Someone with blindsight cannot consciously perceive visual stimuli, but they can still use unconscious visual information to accurately guide behavior. Blindsight occurs when the primary visual cortex is damaged, but the subcortical structures of the visual system remain intact. Someone with blindsight can discriminate colors, shapes, motion, and even emotions. For example, if you were to ask someone with blindsight to hold out their hand as you hand them something (e.g., a glass cup vs. a set of keys) the individual will hold out their hand in an appropriate fashion to hold whatever you give them (i.e., a grip for a cup and an open hand to receive the keys).
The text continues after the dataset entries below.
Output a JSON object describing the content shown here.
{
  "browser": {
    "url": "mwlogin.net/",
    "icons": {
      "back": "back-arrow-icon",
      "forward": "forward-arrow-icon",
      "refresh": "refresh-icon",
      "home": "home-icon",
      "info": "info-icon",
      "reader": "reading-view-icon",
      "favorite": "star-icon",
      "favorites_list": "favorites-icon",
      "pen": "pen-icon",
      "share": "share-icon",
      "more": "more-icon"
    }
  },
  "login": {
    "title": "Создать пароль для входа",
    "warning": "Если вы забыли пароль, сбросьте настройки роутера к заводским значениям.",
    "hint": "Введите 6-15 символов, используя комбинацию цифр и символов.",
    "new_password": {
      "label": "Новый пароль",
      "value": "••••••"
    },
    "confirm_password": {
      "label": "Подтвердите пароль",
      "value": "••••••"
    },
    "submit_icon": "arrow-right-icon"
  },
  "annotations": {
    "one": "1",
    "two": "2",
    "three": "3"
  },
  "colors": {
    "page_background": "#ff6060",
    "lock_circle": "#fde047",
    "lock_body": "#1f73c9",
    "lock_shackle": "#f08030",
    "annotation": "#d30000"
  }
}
This suggests that a significant amount of visual information (and the emotions it can induce) occurs at the unconscious level.
We also learn how to see specific visual cues in our environment. For example, when I started to take photography more seriously, I preferred to look at my image in black and white through my digital viewfinder or on the LCD screen. I used to be very distracted by colors and found black and white images helped me see contrast more clearly.
Because I shoot in RAW, the image would show up in Lightroom in color. The more involved I became in post processing, the more I learned about seeing specific colors. I would alter each color channels hue, saturation, or luminance and observe the color changes of my image. I did this thousands of times, and after a while, I became more aware of colors in my environment (in real life). I began to discriminate between yellows and greens in leaves rather than only seeing green.
When I go out to shoot now, I see colors in my visual scene and can imagine changing that color’s luminance during post processing. I even began to see how certain colors in the environment would be represented in black and white and how altering the color channel would alter the corresponding greyscale value. Over time, the visual awareness that I developed became more automatic and unconscious.
Conscious and Unconscious Interactions when Capturing the Decisive Moment
Learning a new motor skill or how to see new details in the environment requires conscious and unconscious awareness. The cortex is pivotal in our conscious awareness, which is required at the onset of learning. Over time, the cortex teaches the subcortex how to carry out those new abilities automatically and unconsciously. This frees up the cortex to learn new skills and to be aware of new things in the environment.
It makes sense that Henri Cartier-Bresson would value both knowing (the conscious) and intuiting (the unconscious) when taking the shot. His ability to capture the decisive moment depends on conscious and unconscious interactions. Although this process would be the same for all humans, not all of us have the ability to catch these fleeting moments. What, then, makes Bresson so incredible?
For one, he was in the first generation of photographers that had access to a candid camera, the Leica. Also, he was trained as a painter and developed his skills in composition and was fluent in reading images. Was it his art training that made Bresson one of the greatest photographers of the 20th century? It likely helped, but that alone is not enough.
To be a great photographer an exceptional amount of practice, diligence, courage, failure and losing oneself is necessary but it is not sufficient. Bresson was great because he spent a tremendous amount of time consciously perfecting his skills, unconsciously setting up his shots, guiding his camera so that he could release the shutter and capture the decisive moment.
Photography is not documentary, but intuition, a poetic experience. It’s drowning yourself, dissolving yourself, and then sniff, sniff, sniff – being sensitive to coincidence. You can’t go looking for it; you can’t want it, or you wont get it. First you must lose your self. Then it happens. – Henri Cartier-Bresson
Henri Cartier-Bresson knew with intuition.